One fugitive, İlhami Polat, is a former colonel who previously gave interviews to the German media and is wanted by Ankara for organizing the coup attempt at a military school in the capital. He disappeared after the coup attempt was quelled. Prosecutors and eyewitnesses say he was responsible for the takeover of the Land Forces Command Military School and dispatching troops to the office of the Chief of General Staff to take over the military headquarters.
Dating back to the 1960s, FETÖ was the brainchild of Gülen, who served as a primary school educated imam before founding the group, which has always acted as a secretive cult.
The 1970s and 1980s were spent consolidating the group, creating the necessary education and financial structure, while slowly infiltrating state institutions.
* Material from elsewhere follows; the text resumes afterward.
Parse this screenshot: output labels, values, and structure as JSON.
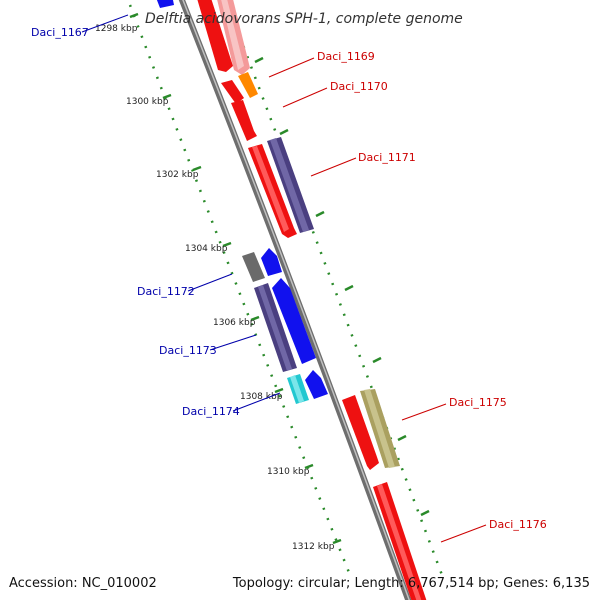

Its schools and prep schools served as the main recruiting ground for the group, which assigned particular degrees and vocations to its members.
Its leadership hierarchy was hidden from the public, apart from Gülen himself. FETÖ, like many terrorist groups, created a structure based on individual cells within various state organizations, like the judiciary, police and military.
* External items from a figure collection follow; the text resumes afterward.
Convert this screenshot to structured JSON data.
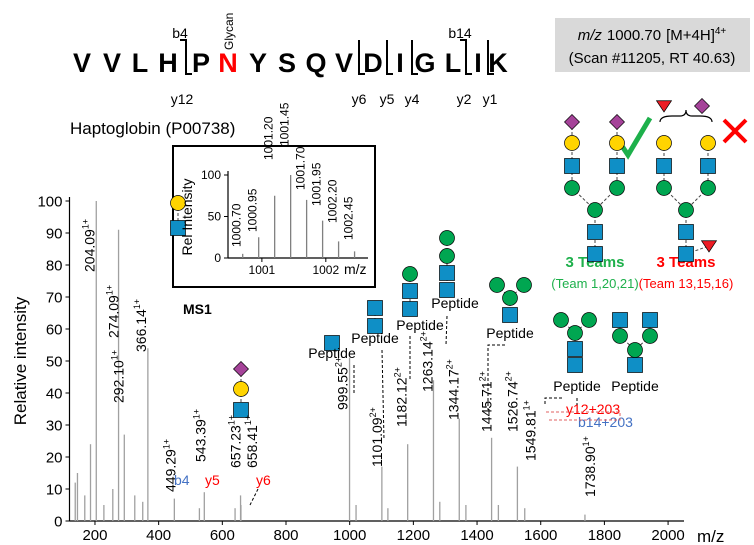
{
  "peptide": {
    "residues": [
      "V",
      "V",
      "L",
      "H",
      "P",
      {
        "text": "N",
        "color": "#ff0000"
      },
      "Y",
      "S",
      "Q",
      "V",
      "D",
      "I",
      "G",
      "L",
      "I",
      "K"
    ],
    "glycosite": "Glycan",
    "b_ions": [
      "b4",
      "b14"
    ],
    "y_ions": [
      "y12",
      "y6",
      "y5",
      "y4",
      "y2",
      "y1"
    ],
    "protein": "Haptoglobin (P00738)"
  },
  "precursor": {
    "mz_label": "m/z",
    "mz": "1000.70",
    "ion": "[M+4H]",
    "charge": "4+",
    "scan": "(Scan #11205, RT 40.63)"
  },
  "teams": [
    {
      "label": "3 Teams",
      "detail": "(Team 1,20,21)",
      "color": "#1db04b"
    },
    {
      "label": "3 Teams",
      "detail": "(Team 13,15,16)",
      "color": "#ff0000"
    }
  ],
  "chart_data": [
    {
      "type": "stem",
      "x_label": "m/z",
      "y_label": "Relative intensity",
      "color": "#a0a0a0",
      "xlim": [
        120,
        2050
      ],
      "xticks": [
        200,
        400,
        600,
        800,
        1000,
        1200,
        1400,
        1600,
        1800,
        2000
      ],
      "ylim": [
        0,
        100
      ],
      "yticks": [
        0,
        10,
        20,
        30,
        40,
        50,
        60,
        70,
        80,
        90,
        100
      ],
      "x": [
        138,
        145,
        168,
        186,
        228,
        256,
        325,
        350,
        528,
        640,
        1020,
        1120,
        1283,
        1365,
        1467
      ],
      "values": [
        12,
        15,
        8,
        24,
        5,
        10,
        8,
        6,
        4,
        4,
        5,
        4,
        6,
        5,
        5
      ],
      "labeled_peaks": [
        {
          "mz": 204.09,
          "label": "204.09",
          "charge": "1+",
          "intensity": 100
        },
        {
          "mz": 274.09,
          "label": "274.09",
          "charge": "1+",
          "intensity": 91
        },
        {
          "mz": 292.1,
          "label": "292.10",
          "charge": "1+",
          "intensity": 27
        },
        {
          "mz": 366.14,
          "label": "366.14",
          "charge": "1+",
          "intensity": 54
        },
        {
          "mz": 449.29,
          "label": "449.29",
          "charge": "1+",
          "intensity": 7
        },
        {
          "mz": 543.39,
          "label": "543.39",
          "charge": "1+",
          "intensity": 9
        },
        {
          "mz": 657.23,
          "label": "657.23",
          "charge": "1+",
          "intensity": 8
        },
        {
          "mz": 658.41,
          "label": "658.41",
          "charge": "1+",
          "intensity": 5
        },
        {
          "mz": 999.55,
          "label": "999.55",
          "charge": "2+",
          "intensity": 51
        },
        {
          "mz": 1101.09,
          "label": "1101.09",
          "charge": "2+",
          "intensity": 17
        },
        {
          "mz": 1182.12,
          "label": "1182.12",
          "charge": "2+",
          "intensity": 24
        },
        {
          "mz": 1263.14,
          "label": "1263.14",
          "charge": "2+",
          "intensity": 44
        },
        {
          "mz": 1344.17,
          "label": "1344.17",
          "charge": "2+",
          "intensity": 32
        },
        {
          "mz": 1445.71,
          "label": "1445.71",
          "charge": "2+",
          "intensity": 26
        },
        {
          "mz": 1526.74,
          "label": "1526.74",
          "charge": "2+",
          "intensity": 17
        },
        {
          "mz": 1549.81,
          "label": "1549.81",
          "charge": "1+",
          "intensity": 4
        },
        {
          "mz": 1738.9,
          "label": "1738.90",
          "charge": "1+",
          "intensity": 2
        }
      ],
      "annotations": [
        {
          "text": "b4",
          "color": "#4472c4"
        },
        {
          "text": "y5",
          "color": "#ff0000"
        },
        {
          "text": "y6",
          "color": "#ff0000"
        },
        {
          "text": "y12+203",
          "color": "#ff0000"
        },
        {
          "text": "b14+203",
          "color": "#4472c4"
        }
      ],
      "glycan_labels": [
        "Peptide",
        "Peptide",
        "Peptide",
        "Peptide",
        "Peptide",
        "Peptide",
        "Peptide"
      ]
    },
    {
      "type": "stem",
      "title": "MS1",
      "x_label": "m/z",
      "y_label": "Rel Intensity",
      "color": "#808080",
      "xlim": [
        1000.47,
        1002.66
      ],
      "xticks": [
        1001,
        1002
      ],
      "ylim": [
        0,
        100
      ],
      "yticks": [
        0,
        50,
        100
      ],
      "x": [
        1000.7,
        1000.95,
        1001.2,
        1001.45,
        1001.7,
        1001.95,
        1002.2,
        1002.45
      ],
      "x_labels": [
        "1000.70",
        "1000.95",
        "1001.20",
        "1001.45",
        "1001.70",
        "1001.95",
        "1002.20",
        "1002.45"
      ],
      "values": [
        5,
        25,
        75,
        100,
        70,
        45,
        20,
        8
      ]
    }
  ]
}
Cells of various sizes were each organized around an imam, often an academic or police officer. It was normal practice for FETÖ member generals, prosecutors and judges to receive orders from an academic or teacher. Group hierarchy always trumped civilian hierarchy.
Over the years, FETÖ transformed into a behemoth, with finance, business, education and media arms spread across the globe. It has charter schools in the U.S., mainly used to collect and siphon federal funds into various FETÖ projects, while its schools in the rest of the world are usually used for recruiting.
Gülen is viewed as a sort of messiah by his followers, according to former members.
Germany a new haven
In an interview with German weekly Die Zeit last year in July, Ercan Karakoyun, who heads the Foundation for Dialogue and Education, a prominent FETÖ-linked organization operating in Germany, said, "The [Gülen] movement cannot survive in Turkey."
Karakoyun told Die Zeit that the group has a significant presence in Germany, adding that new arrivals "will be as active there as they were in Turkey."
Last February, a Sabah report showed a secret witness' testimony, accusing German intelligence of protecting senior FETÖ members. Celal Kara and Zekeriya Öz, two prominent prosecutors wanted for their links to the terrorist group, are being protected by German intelligence agents, the witness told the authorities. He also produced a photo showing a German agent in Öz and Kara's residence in Germany as evidence.
The secret witness codenamed "Sultan" is an important figure within the terrorist group known for its widespread clout in Turkey. He applied to the Istanbul Chief Prosecutor's Office to testify on Celal Kara, with whom he was in touch with as a fellow member of the group.
Kara, Öz and Mehmet Yüzgeç, another prosecutor linked to the terrorist group, are suspects in an investigation into FETÖ's first coup attempt in December 2013. The probes launched by the three former prosecutors and police chiefs on Dec. 17 and Dec. 25, 2013, under the pretext of corruption, were labeled as judicial coup attempts by the Turkish government, on the basis of the use of illegal wiretapping and falsified evidence.
Öz and Kara, who were also behind several sham trials orchestrated by FETÖ to imprison the terrorist group's critics, are in the German city of Freiburg, according to Turkish media reports. Turkey has issued an international arrest warrant for them.
The three fugitives were named in a 557-page indictment that charges them with an attempt to overthrow the government, running an armed terrorist organization, abuse of duty, forgery in official documents, violation of privacy of communications, illegal wiretapping, defamation, fraud and other charges. Apart from life sentences for attempting to overthrow the government, they may receive prison terms of up to 72 years if convicted.